À vingt et un ans, il avait terminé son droit et passé ses examens. Mon père lui confia les projets qu'il avait pour son avenir et qui eussent conduit Honoré à la fortune; mais la fortune était alors le moindre de ses soucis.
Mon père avait protégé jadis un homme qu'il avait retrouvé, en 1814, notaire à Paris. Celui-ci, reconnaissant et pour rendre au fils le service qu'il avait reçu du père, offrait de prendre Honoré dans son étude et de la lui laisser après quelques années de stage; la caution de mon père pour une partie de la charge, un beau mariage, des prélèvements successifs sur les brillants revenus de l'étude, auraient acquitté mon frère en peu d'années.

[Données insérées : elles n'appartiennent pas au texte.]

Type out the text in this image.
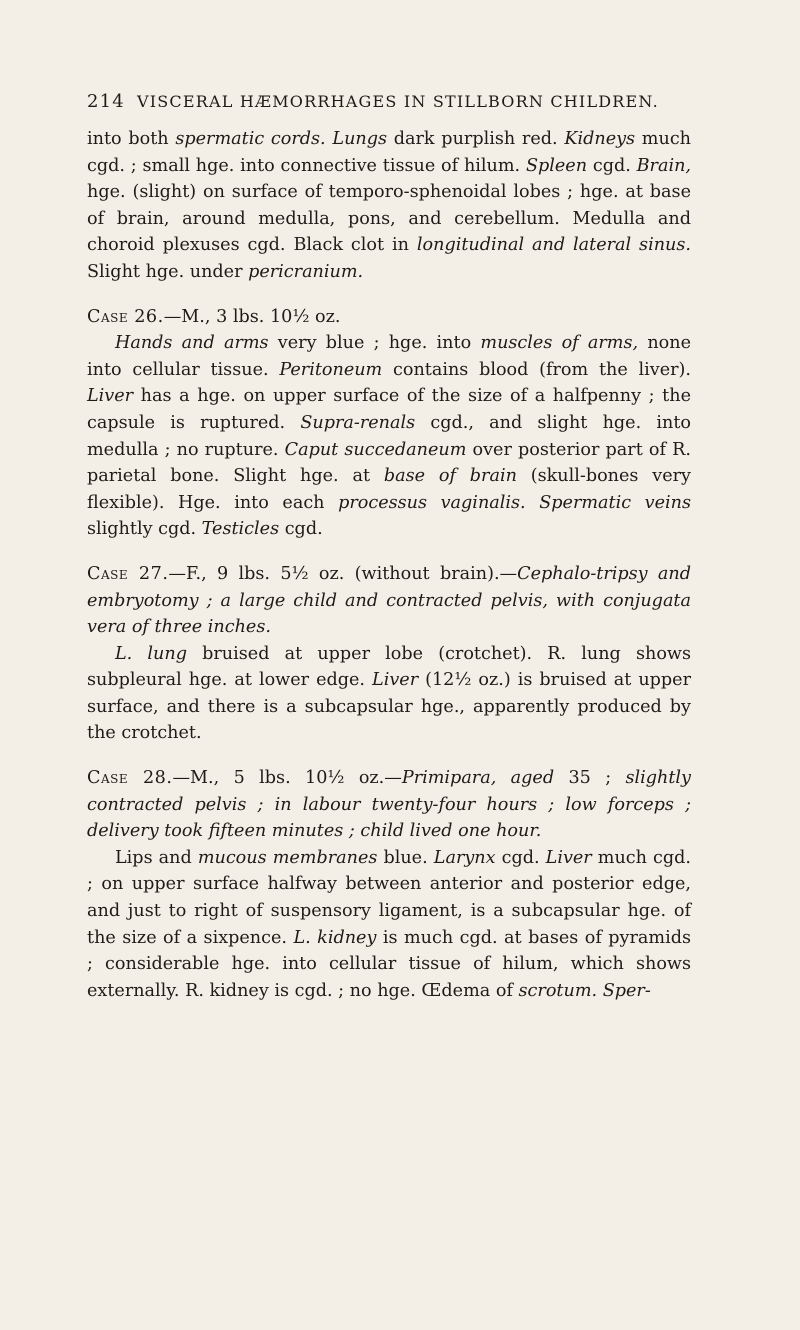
214 VISCERAL HÆMORRHAGES IN STILLBORN CHILDREN.

into both spermatic cords. Lungs dark purplish red. Kidneys much cgd. ; small hge. into connective tissue of hilum. Spleen cgd. Brain, hge. (slight) on surface of temporo-sphenoidal lobes ; hge. at base of brain, around medulla, pons, and cerebellum. Medulla and choroid plexuses cgd. Black clot in longitudinal and lateral sinus. Slight hge. under pericranium.

Case 26.—M., 3 lbs. 10½ oz.

Hands and arms very blue ; hge. into muscles of arms, none into cellular tissue. Peritoneum contains blood (from the liver). Liver has a hge. on upper surface of the size of a halfpenny ; the capsule is ruptured. Supra-renals cgd., and slight hge. into medulla ; no rupture. Caput succedaneum over posterior part of R. parietal bone. Slight hge. at base of brain (skull-bones very flexible). Hge. into each processus vaginalis. Spermatic veins slightly cgd. Testicles cgd.

Case 27.—F., 9 lbs. 5½ oz. (without brain).—Cephalo-tripsy and embryotomy ; a large child and contracted pelvis, with conjugata vera of three inches.

L. lung bruised at upper lobe (crotchet). R. lung shows subpleural hge. at lower edge. Liver (12½ oz.) is bruised at upper surface, and there is a subcapsular hge., apparently produced by the crotchet.

Case 28.—M., 5 lbs. 10½ oz.—Primipara, aged 35 ; slightly contracted pelvis ; in labour twenty-four hours ; low forceps ; delivery took fifteen minutes ; child lived one hour.

Lips and mucous membranes blue. Larynx cgd. Liver much cgd. ; on upper surface halfway between anterior and posterior edge, and just to right of suspensory ligament, is a subcapsular hge. of the size of a sixpence. L. kidney is much cgd. at bases of pyramids ; considerable hge. into cellular tissue of hilum, which shows externally. R. kidney is cgd. ; no hge. Œdema of scrotum. Sper-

Mais Balzac, courbé dix ans, peut-être, sur des contrats de vente, des contrats de mariage ou sur des inventaires!... lui qui aspirait secrètement à la gloire littéraire!
Sa stupéfaction fut grande à cette révélation; il déclara nettement ses désirs, et ce fut au tour de notre père d'être stupéfait.
Une vive discussion suivit. Honoré combattit éloquemment les puissantes raisons qu'on lui donnait, et ses regards, ses paroles, son accent, révélaient une telle vocation que mon père lui accorda deux ans pour faire ses preuves de talent.
Cette belle chance perdue explique la sévérité dont on usa envers lui et la rancune qu'il conserva contre le notariat, rancune qui perce dans quelques-unes de ses œuvres.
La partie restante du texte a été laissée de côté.